8. (optional) Do any of the molecules in step 5 and 6 have tautomers? If so generate SMILES for all tautomers.

Some code snippets to get you started

## Tuesday, May 3, 2016

### Enzyme design: My latest paper explained without the jargon

Our latest paper has just appeared in the open access journal PeerJ.  It's ultimately related to making better enzymes so first some background.

Background
Enzymes are proteins that make certain chemical reactions go faster and nearly every complex molecule in your body is made by, or broken down by, enzymes.  But people have also started using enzymes in commercial products, for example in washing powder to break down oily stains at lower temperatures. This saves money on heating the water and, being proteins, the enzymes are biodegradable. So there is a lot of interest in designing new enzymes that build or break down new molecules efficiently. For example, there is a rather large company (Novozymes) near Copenhagen that does nothing but design, produce, and sell enzymes on an industrial scale.

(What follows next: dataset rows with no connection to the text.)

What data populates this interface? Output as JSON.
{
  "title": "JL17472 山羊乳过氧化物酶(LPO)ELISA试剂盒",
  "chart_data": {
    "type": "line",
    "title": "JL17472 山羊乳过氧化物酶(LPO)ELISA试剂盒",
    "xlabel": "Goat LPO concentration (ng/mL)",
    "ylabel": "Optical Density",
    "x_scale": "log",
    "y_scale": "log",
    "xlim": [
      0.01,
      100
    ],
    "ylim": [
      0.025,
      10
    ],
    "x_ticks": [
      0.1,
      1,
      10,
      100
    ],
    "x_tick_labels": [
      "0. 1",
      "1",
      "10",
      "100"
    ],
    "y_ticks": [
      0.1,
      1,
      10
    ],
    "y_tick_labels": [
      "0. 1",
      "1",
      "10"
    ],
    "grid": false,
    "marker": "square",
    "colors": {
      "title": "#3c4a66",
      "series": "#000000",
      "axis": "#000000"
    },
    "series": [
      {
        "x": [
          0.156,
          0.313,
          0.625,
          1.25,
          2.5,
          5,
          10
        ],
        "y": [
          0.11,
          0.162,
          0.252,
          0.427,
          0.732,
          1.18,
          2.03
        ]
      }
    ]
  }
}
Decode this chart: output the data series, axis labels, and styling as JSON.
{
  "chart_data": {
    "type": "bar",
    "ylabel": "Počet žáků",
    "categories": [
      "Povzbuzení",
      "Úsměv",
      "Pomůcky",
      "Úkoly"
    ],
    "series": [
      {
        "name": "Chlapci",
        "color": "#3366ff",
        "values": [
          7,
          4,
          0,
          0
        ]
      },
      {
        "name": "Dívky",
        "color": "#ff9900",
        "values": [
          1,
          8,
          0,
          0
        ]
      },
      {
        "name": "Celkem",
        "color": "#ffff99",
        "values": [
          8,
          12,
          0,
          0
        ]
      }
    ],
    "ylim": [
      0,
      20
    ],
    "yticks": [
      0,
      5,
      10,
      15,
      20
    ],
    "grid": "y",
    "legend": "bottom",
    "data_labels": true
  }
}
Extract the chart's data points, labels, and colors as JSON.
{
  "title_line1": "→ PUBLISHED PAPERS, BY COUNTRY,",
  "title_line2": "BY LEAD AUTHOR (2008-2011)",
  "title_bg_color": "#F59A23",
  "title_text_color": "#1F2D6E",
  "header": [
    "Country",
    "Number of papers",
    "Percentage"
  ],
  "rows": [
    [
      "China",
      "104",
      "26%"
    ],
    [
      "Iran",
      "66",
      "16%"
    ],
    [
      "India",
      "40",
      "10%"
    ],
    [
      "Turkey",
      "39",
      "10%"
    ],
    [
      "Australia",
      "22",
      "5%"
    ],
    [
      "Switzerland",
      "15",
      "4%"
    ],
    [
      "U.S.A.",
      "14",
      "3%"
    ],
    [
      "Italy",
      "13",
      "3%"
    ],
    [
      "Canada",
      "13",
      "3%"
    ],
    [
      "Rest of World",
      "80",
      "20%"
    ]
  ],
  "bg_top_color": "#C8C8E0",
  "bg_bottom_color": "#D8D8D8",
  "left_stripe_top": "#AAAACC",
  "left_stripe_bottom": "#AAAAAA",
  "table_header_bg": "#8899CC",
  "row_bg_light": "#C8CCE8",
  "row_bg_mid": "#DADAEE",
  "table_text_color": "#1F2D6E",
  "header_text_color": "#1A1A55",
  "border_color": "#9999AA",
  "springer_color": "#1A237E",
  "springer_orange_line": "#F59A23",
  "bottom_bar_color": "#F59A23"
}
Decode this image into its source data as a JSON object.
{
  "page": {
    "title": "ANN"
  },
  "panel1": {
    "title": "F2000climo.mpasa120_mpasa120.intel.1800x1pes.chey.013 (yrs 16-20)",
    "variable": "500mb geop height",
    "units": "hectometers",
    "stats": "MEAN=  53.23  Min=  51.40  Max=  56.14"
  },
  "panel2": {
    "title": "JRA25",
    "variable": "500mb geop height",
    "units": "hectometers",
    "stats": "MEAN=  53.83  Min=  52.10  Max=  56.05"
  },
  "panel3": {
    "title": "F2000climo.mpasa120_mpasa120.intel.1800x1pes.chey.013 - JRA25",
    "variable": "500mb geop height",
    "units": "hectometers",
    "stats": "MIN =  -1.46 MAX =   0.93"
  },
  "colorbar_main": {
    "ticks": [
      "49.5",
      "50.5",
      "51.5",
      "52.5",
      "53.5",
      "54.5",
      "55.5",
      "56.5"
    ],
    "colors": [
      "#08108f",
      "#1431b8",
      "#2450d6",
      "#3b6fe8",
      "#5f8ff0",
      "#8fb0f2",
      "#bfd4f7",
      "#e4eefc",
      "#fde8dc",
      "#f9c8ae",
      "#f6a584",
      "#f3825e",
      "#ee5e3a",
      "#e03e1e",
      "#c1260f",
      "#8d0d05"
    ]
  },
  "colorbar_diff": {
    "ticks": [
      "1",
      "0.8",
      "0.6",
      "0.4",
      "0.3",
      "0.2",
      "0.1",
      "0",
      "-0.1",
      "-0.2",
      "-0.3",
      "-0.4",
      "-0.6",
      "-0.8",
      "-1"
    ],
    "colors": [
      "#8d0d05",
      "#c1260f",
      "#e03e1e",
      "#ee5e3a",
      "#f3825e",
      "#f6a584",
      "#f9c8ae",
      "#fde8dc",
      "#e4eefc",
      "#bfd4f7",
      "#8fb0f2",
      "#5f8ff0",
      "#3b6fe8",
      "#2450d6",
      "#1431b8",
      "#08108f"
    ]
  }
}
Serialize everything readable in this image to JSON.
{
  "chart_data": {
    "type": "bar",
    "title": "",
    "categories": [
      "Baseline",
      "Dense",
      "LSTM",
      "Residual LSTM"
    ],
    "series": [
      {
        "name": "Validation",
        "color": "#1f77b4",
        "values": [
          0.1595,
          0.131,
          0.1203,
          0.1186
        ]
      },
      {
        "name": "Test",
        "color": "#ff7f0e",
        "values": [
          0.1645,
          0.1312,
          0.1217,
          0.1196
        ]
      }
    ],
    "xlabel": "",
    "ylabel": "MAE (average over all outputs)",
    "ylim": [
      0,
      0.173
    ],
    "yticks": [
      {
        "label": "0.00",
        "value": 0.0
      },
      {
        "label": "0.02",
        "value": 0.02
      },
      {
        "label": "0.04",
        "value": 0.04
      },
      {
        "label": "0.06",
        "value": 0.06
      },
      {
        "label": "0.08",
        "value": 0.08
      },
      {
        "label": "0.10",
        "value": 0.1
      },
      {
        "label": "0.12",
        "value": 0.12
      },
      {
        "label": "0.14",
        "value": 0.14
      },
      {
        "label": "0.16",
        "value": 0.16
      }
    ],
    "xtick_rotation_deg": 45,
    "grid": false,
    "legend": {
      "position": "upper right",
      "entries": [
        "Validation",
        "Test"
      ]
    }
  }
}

Designing new enzymes currently involves a lot of trial-and-error, so you have to pay a lot of smart scientists a lot of money for a long time to design new enzymes - a cost that is ultimately passed on to you and I as consumers. My long-term goal is to reduce the amount of trial-and-error by writing a computer program that can predict what changes you have to make to improve the enzyme before you ever make it in the lab.

I've had some modest success with a prototype program some years ago (you can find the papers here and here) for one enzyme.  But one of the many things we don't know is whether the method we base our approach on will work at all for other types of enzymes. The paper that just got published is a first small step in figuring this out.

The New Study
We've collected data for five other enzymes from other published papers that we trust reasonably well and tested two methods that are fast enough to design enzymes - one is the same method we used a few years ago and the other is a newer one that wasn't available to us before now.  The conclusion of our study is that the methods seem to work well enough for all but one system, and this system is different for the two methods.  This suggests that we can't just base future work on one method. We have to have both ready in case one of them fail.  We need to repeat the study for many other types of enzymes - I would say at least 15-20 more - and we need to improve the quality of the data so that we trust it completely, rather than "reasonably well".  In the paper we have extended an open invitation to other scientists to contribute to this effort.